Buna karşılık gerek dönüşüm kuralları
gerekse yüzeysel yapılar kazanılmış mahiyettedir. Düşünce ile (semantik)
sentaks yapılarının ilişkilendiği düzey de işte bu derin yapılar düzeyidir.
Böylece Chomsky kartezyen dualite problemini (yani düşünce tözü ile madde tözü
ikiliği problemini) yeniden ortaya koymuş olur. Chomsky, insanın daha önce
hiç karşılaşmadığı sonsuz sayıdaki cümleyi anlaması ve kurması olgusunu
açıklamak için “düşünceyi” bir hipotez olarak kullanır.

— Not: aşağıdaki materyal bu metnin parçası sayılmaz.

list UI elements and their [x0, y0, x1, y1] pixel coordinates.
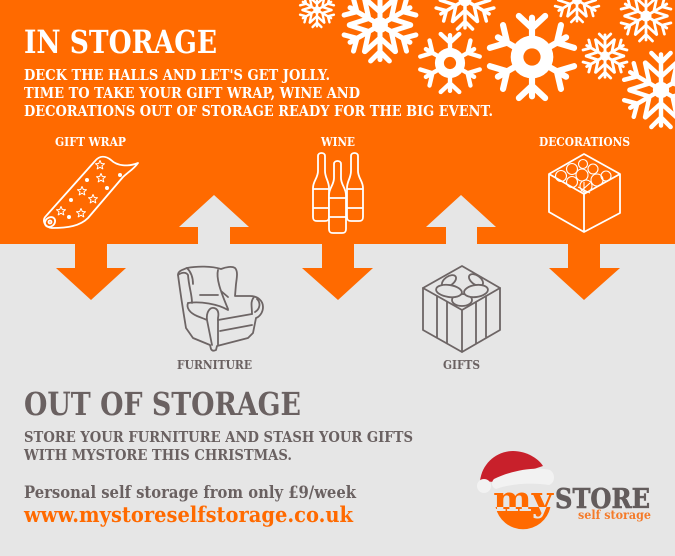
- arrow: up grey left: [179, 195, 249, 244]
- icon: box of decorations: [549, 154, 620, 232]
- panel: in storage orange background: [0, 0, 675, 244]
- arrow: down orange centre: [302, 244, 373, 300]
- icon: snowflake small top: [299, 0, 335, 27]
- title: in storage: IN STORAGE: [24, 23, 217, 61]
- text block: in storage intro: [24, 67, 493, 120]
- icon: gift box: [423, 266, 500, 352]
- santa hat: [477, 451, 554, 493]
- icon: armchair: [178, 267, 263, 351]
- text: pricing: Personal self storage from only £9/week: [24, 483, 357, 503]
- left bottle: [313, 153, 329, 221]
- logo: mystore with santa hat: [477, 451, 651, 529]
- bottle label lines: [313, 189, 363, 208]
- text block: in storage intro: DECK THE HALLS AND LET'S GET JOLLY.: [24, 67, 330, 84]
- logo circle: [496, 507, 550, 529]
- icon: snowflake small right: [581, 34, 629, 78]
- text block: in storage intro: DECORATIONS OUT OF STORAGE READY FOR THE BIG EVENT.: [24, 103, 493, 120]
- icon: snowflake large top: [341, 0, 419, 61]
- label: wine: WINE: [320, 135, 355, 149]
- text block: out of storage intro: WITH MYSTORE THIS CHRISTMAS.: [23, 447, 292, 464]
- icon: gift wrap roll: [43, 157, 138, 229]
- text block: in storage intro: TIME TO TAKE YOUR GIFT WRAP, WINE AND: [24, 85, 360, 102]
- logo wordmark: my: my: [493, 479, 555, 520]
- right bottle: [347, 153, 363, 221]
- arrow: down orange right: [549, 244, 620, 300]
- arrow: up grey right: [426, 195, 496, 244]
- snowflakes: [299, 0, 675, 127]
- label: furniture: FURNITURE: [177, 358, 252, 372]
- icon: snowflake corner: [619, 0, 673, 41]
- icon: snowflake top right: [553, 0, 601, 22]
- text block: out of storage intro: STORE YOUR FURNITURE AND STASH YOUR GIFTS: [24, 429, 413, 446]
- logo wordmark: my: [494, 492, 554, 518]
- icon: snowflake ring medium: [420, 34, 480, 92]
- arrow: down orange left: [56, 244, 126, 300]
- label: decorations: DECORATIONS: [539, 135, 630, 149]
- text: website url: www.mystoreselfstorage.co.uk: [23, 502, 353, 527]
- panel: out of storage grey background: [0, 244, 675, 556]
- label: gifts: GIFTS: [443, 358, 480, 372]
- title: out of storage: OUT OF STORAGE: [24, 385, 301, 423]
- logo wordmark: store: STORE: [555, 484, 650, 515]
- icon: snowflake large right: [621, 53, 675, 127]
- icon: snowflake ring large: [490, 16, 574, 98]
- icon: snowflake top centre: [434, 0, 496, 29]
- icon: wine bottles: [313, 153, 363, 233]
- logo tagline: self storage: [578, 508, 651, 522]
- logo wordmark: my: my: [493, 479, 555, 520]
- text block: out of storage intro: [23, 429, 413, 464]
- label: gift wrap: GIFT WRAP: [55, 135, 126, 149]
- middle bottle: [329, 161, 346, 233]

Chomksy, bu nedenle idealist, metafizikçi
olarak eleştirilmiştir. Ancak Chomsky okulunun yanıtı oldukça doyurucu gibi
gözüküyor:
“Dilbilimsel iletişim süreci, söylemin
üretimi sırasında konuşanın içsel düşüncelerini, fikirlerini herkes tarafından
gözlenebilir işitsel bir fenomen biçiminde kodladığı ve dinleyenin de bu
söylemi anladığı koşulda, bu objektif fenomenleri aynı düşüncelerin,
fikirlerin içsel bir deneyimi biçiminde çözümlediği bir
süreçtir!’ Chomskynin filozofik düzeydeki savunucusu olan Katz, dilbilim
teorileri çerçevesinde bazı gözlenemez fikirleri, düşünceleri bir varsayım
olarak ileri sürdüklerinde, “fizikçilerin bazı ‘mikro-antitelerin’ bazı
‘mikro-süreçlerin’ gözlenemez olduğunu söylemesinden” daha farklı bir
epistemolojik çerçeveye taşmadıklarını söylemektedir.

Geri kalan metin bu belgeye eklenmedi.